One source said Leggett became frustrated working at Gap, which has been struggling to regain market share and get more customers to shop its stores. A Gap spokeswoman had no further information on what triggered his departure or if he has a new job. Leggett was Gap brand’s second-highest-ranking marketing executive, next to Ivy Ross, executive vice president of marketing for the Gap brand and a former Disney Stores executive.
Separately, Laird + Partners, the creative agency that, since 2002, has created several major campaigns for Gap brand including spring 2010 and is working on the store’s black pants campaign hitting in August, might play a bigger role in the corporation’s efforts to revive the image. One possibility is for the holiday campaign. “We have not announced our holiday plans yet,” said the spokeswoman. “We have a long-standing relationship with Laird + Partners and we work with a roster of agencies, depending on the project. We don’t rely on any one agency of record.”
“I really can’t comment,” said Trey Laird, chief executive officer and creative officer of Laird + Partners, who formerly worked at Peter Arnell and Donna Karan. Since 2002, Laird + Partners has created several campaigns for Gap including the Audrey Hepburn fall 2006 campaign, the Red campaign to help fight AIDS in Africa in 2006, Your Own Gap in fall 2008 and Classics Redefined in 2007. Gap campaigns have been celebrity-centric, filled with personalities from sports, Hollywood, television and music. Last year’s holiday campaign for Gap brand was created in partnership with Crispin Porter + Bogusky, which also created the quirky SuperModelquins campaign for the Old Navy division, considered successful.

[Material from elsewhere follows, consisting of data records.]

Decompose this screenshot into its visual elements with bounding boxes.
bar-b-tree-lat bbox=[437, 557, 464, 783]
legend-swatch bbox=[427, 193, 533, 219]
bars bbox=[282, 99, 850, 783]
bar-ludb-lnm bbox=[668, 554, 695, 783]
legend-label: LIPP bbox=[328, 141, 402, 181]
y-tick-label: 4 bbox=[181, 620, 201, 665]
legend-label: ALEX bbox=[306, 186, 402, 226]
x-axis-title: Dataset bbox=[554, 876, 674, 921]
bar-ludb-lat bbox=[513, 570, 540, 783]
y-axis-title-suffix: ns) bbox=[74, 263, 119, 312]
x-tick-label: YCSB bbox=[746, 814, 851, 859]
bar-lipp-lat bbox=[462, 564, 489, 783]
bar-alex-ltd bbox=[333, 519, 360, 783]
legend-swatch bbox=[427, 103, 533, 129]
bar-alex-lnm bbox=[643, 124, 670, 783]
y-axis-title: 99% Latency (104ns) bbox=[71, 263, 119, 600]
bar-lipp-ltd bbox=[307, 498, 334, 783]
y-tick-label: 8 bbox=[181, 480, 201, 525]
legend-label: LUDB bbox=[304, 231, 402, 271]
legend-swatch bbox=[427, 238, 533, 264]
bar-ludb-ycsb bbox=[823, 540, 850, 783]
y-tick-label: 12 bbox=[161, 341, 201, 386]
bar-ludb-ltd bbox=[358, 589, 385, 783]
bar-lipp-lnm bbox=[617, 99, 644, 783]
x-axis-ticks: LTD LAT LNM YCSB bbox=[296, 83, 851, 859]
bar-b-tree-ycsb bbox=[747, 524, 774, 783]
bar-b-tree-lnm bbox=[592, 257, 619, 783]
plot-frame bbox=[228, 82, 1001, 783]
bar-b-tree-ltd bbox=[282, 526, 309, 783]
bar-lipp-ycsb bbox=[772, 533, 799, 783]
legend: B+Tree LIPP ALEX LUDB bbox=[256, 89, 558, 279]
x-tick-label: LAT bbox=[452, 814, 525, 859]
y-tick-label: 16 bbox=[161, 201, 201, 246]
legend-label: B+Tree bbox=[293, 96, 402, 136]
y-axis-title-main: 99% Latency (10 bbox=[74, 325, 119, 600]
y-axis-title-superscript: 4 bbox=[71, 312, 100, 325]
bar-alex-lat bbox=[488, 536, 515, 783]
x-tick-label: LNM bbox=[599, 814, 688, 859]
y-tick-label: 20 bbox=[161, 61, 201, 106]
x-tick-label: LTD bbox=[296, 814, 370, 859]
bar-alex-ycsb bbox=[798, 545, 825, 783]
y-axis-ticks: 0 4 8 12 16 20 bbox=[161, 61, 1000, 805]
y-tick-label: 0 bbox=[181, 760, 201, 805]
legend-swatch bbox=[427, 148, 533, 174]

Gap has been showing some stronger financials and more appealing denim assortments built around its 1969 premium jeans strategy, but lacks vitality in other categories and continues to struggle to recapture market share. Still, management has been gaining confidence in the product and has expressed a willingness to ramp up the marketing. Last month, comparable-store sales at Gap North America were down 3 percent. In May, Gap North America’s sales were down 2 percent, but in April they rose 2 percent.